Leia as respostas da Vale na íntegra aqui.
Bilhões investidos após Brumadinho
Entre as 130 empresas mapeadas, a Vale foi a quinta mais financiada entre 2016 e 2024, recebendo US$ 23,3 bilhões de bancos. Desse total, US$ 15,8 bilhões foram direcionados às operações no Brasil.
“Quando analisamos os financiamentos emitidos entre 2016 e 2024, descobrimos que 65% vieram depois do segundo rompimento de barragem em 2019”, explicou à Repórter Brasil Stephanie Dowlen, da Rainforest Action Network, organização que integra a Coalizão Florestal e Finanças. “O Bank of America, maior credor da Vale nesse período, concedeu US$ 1,1 bilhão de dólares em 2020. O Bradesco foi outro banco que aumentou seu financiamento após Brumadinho, oferecendo US$ 334 milhões em 2020”, detalha Dowlen.
O estudo também aponta que investidores detinham US$ 27 bilhões em títulos e ações da Vale em junho de 2025, outra forma de captação de recursos para a empresa. A Caixa e a BlackRock, maior gestora de investimentos do mundo, possuíam a maior fatia: US$ 3,1 bilhões e US$ 2,9 bilhões em títulos e ações, respectivamente.

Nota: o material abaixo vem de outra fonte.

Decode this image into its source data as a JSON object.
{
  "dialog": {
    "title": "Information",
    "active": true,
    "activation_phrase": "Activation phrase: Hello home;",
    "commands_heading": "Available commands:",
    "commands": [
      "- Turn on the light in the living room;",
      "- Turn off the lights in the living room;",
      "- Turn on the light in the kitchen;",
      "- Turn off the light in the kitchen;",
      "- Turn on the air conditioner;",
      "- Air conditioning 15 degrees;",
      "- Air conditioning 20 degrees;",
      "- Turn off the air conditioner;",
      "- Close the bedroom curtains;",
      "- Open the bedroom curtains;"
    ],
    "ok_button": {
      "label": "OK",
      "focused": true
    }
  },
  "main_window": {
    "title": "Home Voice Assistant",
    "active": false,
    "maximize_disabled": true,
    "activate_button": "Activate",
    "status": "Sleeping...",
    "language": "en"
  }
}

Para a pesquisa, os “financiadores são cúmplices nos danos causados pela Vale” e devem reforçar seus mecanismos de devida diligência – processo de identificar, prevenir, mitigar e responder por danos e violações socioambientais que tenham causado ou contribuído –, além de adotar critérios de exclusão para empresas reincidentes em violações.
JPMorgan Chase, Bank of America, Bradesco, Caixa, BlackRock e Vanguard também foram procurados, mas não responderam até a publicação desta reportagem. O espaço segue aberto para manifestações futuras.

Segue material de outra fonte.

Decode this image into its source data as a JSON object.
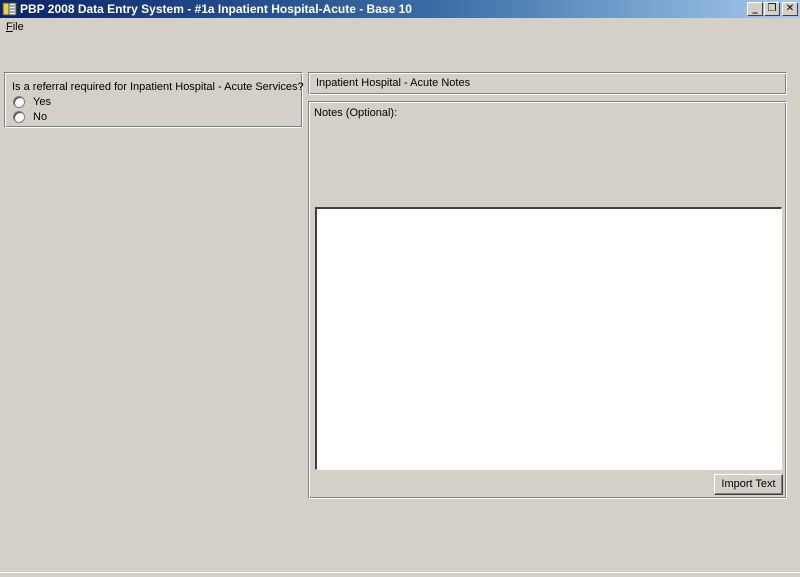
{
  "window": {
    "title": "PBP 2008 Data Entry System - #1a Inpatient Hospital-Acute - Base 10",
    "minimize_glyph": "_",
    "restore_glyph": "❐",
    "close_glyph": "✕"
  },
  "menu": {
    "items": [
      {
        "label": "File"
      }
    ]
  },
  "question": {
    "label": "Is a referral required for Inpatient Hospital - Acute Services?",
    "options": [
      {
        "label": "Yes",
        "selected": false
      },
      {
        "label": "No",
        "selected": false
      }
    ]
  },
  "notes": {
    "header": "Inpatient Hospital - Acute Notes",
    "label": "Notes (Optional):",
    "value": "",
    "import_button": "Import Text"
  },
  "colors": {
    "titlebar_start": "#0a246a",
    "titlebar_end": "#a6caf0",
    "window_bg": "#d4d0c8"
  }
}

Políticas insuficientes ou inexistentes
O estudo avaliou as políticas socioambientais de 30 instituições financeiras com relação ao financiamento da mineração de minerais de transição. Foram analisados 34 critérios, divididos em quatro categorias: ambiental, social, governança das instituições e governança das empresas. Cada critério recebeu pontuação de 0 a 10, convertida em porcentagens para comparação.
A pontuação média geral das instituições foi de apenas 22%, aponta o estudo.

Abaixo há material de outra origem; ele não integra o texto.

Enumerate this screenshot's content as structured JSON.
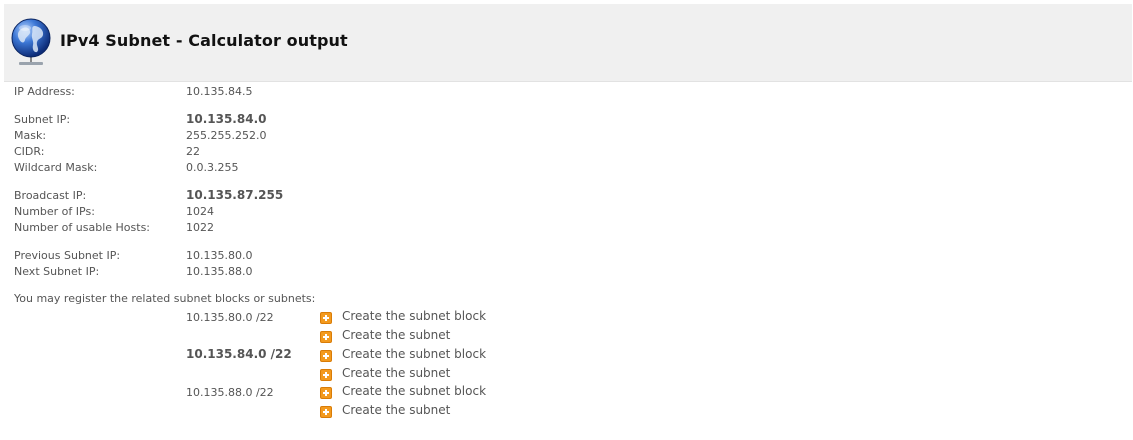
{
  "header": {
    "title": "IPv4 Subnet - Calculator output",
    "icon": "globe-network-icon"
  },
  "fields": {
    "ip_address": {
      "label": "IP Address:",
      "value": "10.135.84.5"
    },
    "subnet_ip": {
      "label": "Subnet IP:",
      "value": "10.135.84.0"
    },
    "mask": {
      "label": "Mask:",
      "value": "255.255.252.0"
    },
    "cidr": {
      "label": "CIDR:",
      "value": "22"
    },
    "wildcard_mask": {
      "label": "Wildcard Mask:",
      "value": "0.0.3.255"
    },
    "broadcast_ip": {
      "label": "Broadcast IP:",
      "value": "10.135.87.255"
    },
    "number_of_ips": {
      "label": "Number of IPs:",
      "value": "1024"
    },
    "usable_hosts": {
      "label": "Number of usable Hosts:",
      "value": "1022"
    },
    "previous_subnet_ip": {
      "label": "Previous Subnet IP:",
      "value": "10.135.80.0"
    },
    "next_subnet_ip": {
      "label": "Next Subnet IP:",
      "value": "10.135.88.0"
    }
  },
  "register_note": "You may register the related subnet blocks or subnets:",
  "subnets": [
    {
      "block": "10.135.80.0 /22",
      "create_block": "Create the subnet block",
      "create_subnet": "Create the subnet"
    },
    {
      "block": "10.135.84.0 /22",
      "create_block": "Create the subnet block",
      "create_subnet": "Create the subnet"
    },
    {
      "block": "10.135.88.0 /22",
      "create_block": "Create the subnet block",
      "create_subnet": "Create the subnet"
    }
  ],
  "colors": {
    "header_bg": "#f0f0f0",
    "action_icon": "#f39a1e",
    "text": "#555555"
  }
}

As medidas de proteção ambiental foram o ponto mais frágil, com média de pontuação de 17%. Apenas 13% das instituições avaliadas tinham políticas claras de desmatamento zero, nenhuma exigia de seus clientes o gerenciamento de riscos relacionados ao armazenamento de rejeitos e somente 10% adotavam diretrizes confiáveis, segundo o estudo, para o fechamento ou a recuperação de minas, com foco na proteção ambiental.
“Sabemos que existem lacunas na regulação financeira que permitem que bancos e investidores priorizem o lucro em detrimento dos direitos humanos, do meio ambiente e da responsabilidade corporativa. Essas lacunas, somadas aos rótulos de ‘verde’, ‘limpo’ ou ‘renovável’ atribuídos aos minerais de transição, estão agravando problemas antigos do setor”, conclui Dowlen.
Nota
O texto foi alterado dia 04/09, às 9h40, para incluir o posicionamento enviado pela mineradora Vale.